Ted schüttelte den Kopf. „Natürlich ist das ihre oberste -"
„Vielleicht ist es ihre, aber nicht seine!", unterbrach Remus sie eindringlich. „Wir haben alle Albus gehört, das Wichtigste ist die Prophezeiung, alles andere ist nebensächlich. Wer weiß, vielleicht braucht er sie, um diesem Ziel näher zu kommen. Aber er wird keine Aufmerksamkeit darauf verschwenden, dass seine Todesser fröhlich ihre Familienmitglieder umbringen dürfen. Er agiert im Hintergrund, solange Fudge ihn lässt, und solange er kann, wird er dort bleiben. Sie ist ihm treu ergeben, sie wird sich seinen Wünschen nicht widersetzen. Nicht sofort. Sie ist vielleicht wahnsinnig, aber sie ist nicht blöd. Sie kann warten. Nicht für immer, aber im Moment seid ihr sicher."
Nymphadora schluckte schwer und schaute von Andromeda zu Ted. Er nickte entschlossen. „Das glaube ich auch. Es wird die Zeit kommen, da werden wir wieder untertauchen müssen, wie damals, aber noch nicht jetzt. Schlimmstenfalls sagen wir, dass meine Mutter im Sterben liegt und wir uns um sie kümmern müssen. Keiner weiß, dass sie schon tot ist. Und unser Haus ist sicher. Darauf haben wir immer geachtet. Wir haben schon einen Krieg überstanden, wir schaffen auch einen zweiten."
Andromeda atmete tief durch und nickte zögerlich. Am liebsten würde sie ihre Familie packen und an den Nordpol apparieren, wo Bella sie nicht finden würde. Sie hatten unglaubliches Glück gehabt, dass sie damals heil aus dem Krieg herausgekommen waren, sie konnte sich nicht vorstellen, dass es noch einmal so sein würde. „In Ordnung", sagte sie dennoch widerwillig. „Aber wenn es zu brenzlig wird -"

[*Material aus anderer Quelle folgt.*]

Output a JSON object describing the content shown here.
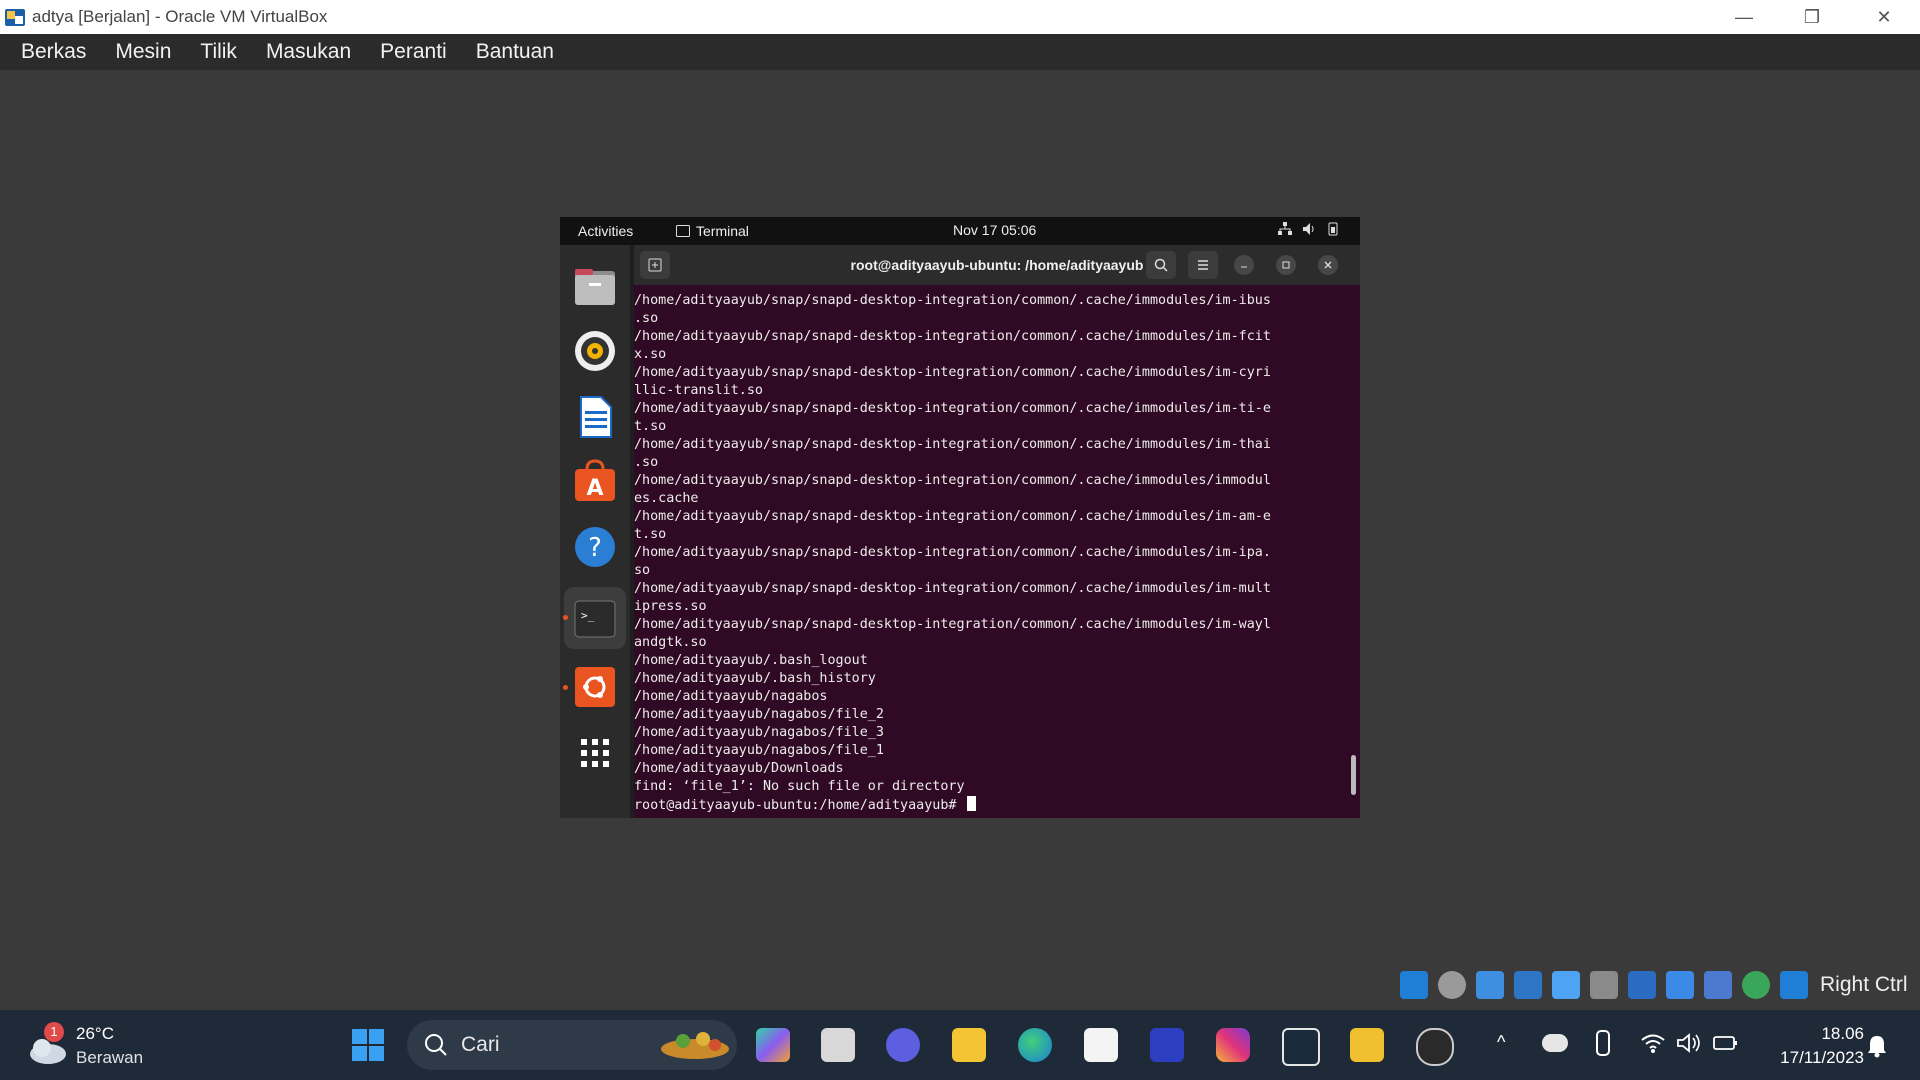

„Ich bin ein muggelstämmiger Auror", unterbrach Ted sie. „Wenn das Ministerium weiterhin so unfähig ist, wird es sich nicht mehr lange halten können. Dann werde ich gar keine Wahl mehr haben. Aber solange Du-weißt-schon-wer noch im Verborgenen ist, haben wir noch Zeit. Und wir sind vorbereitet."
Andromeda umklammerte Nymphadoras Hand, die genauso sehr zurückklammerte. „Ich hoffe, ihr habt Recht. Das hoffe ich wirklich." Denn wenn sie eines wusste, dann, dass man ihre Schwester nie unterschätzen durfte. Bella war wir eine Kakerlake, die alles überlebte, die sich aus allem herauswand. Keiner würde vor ihr sicher sein.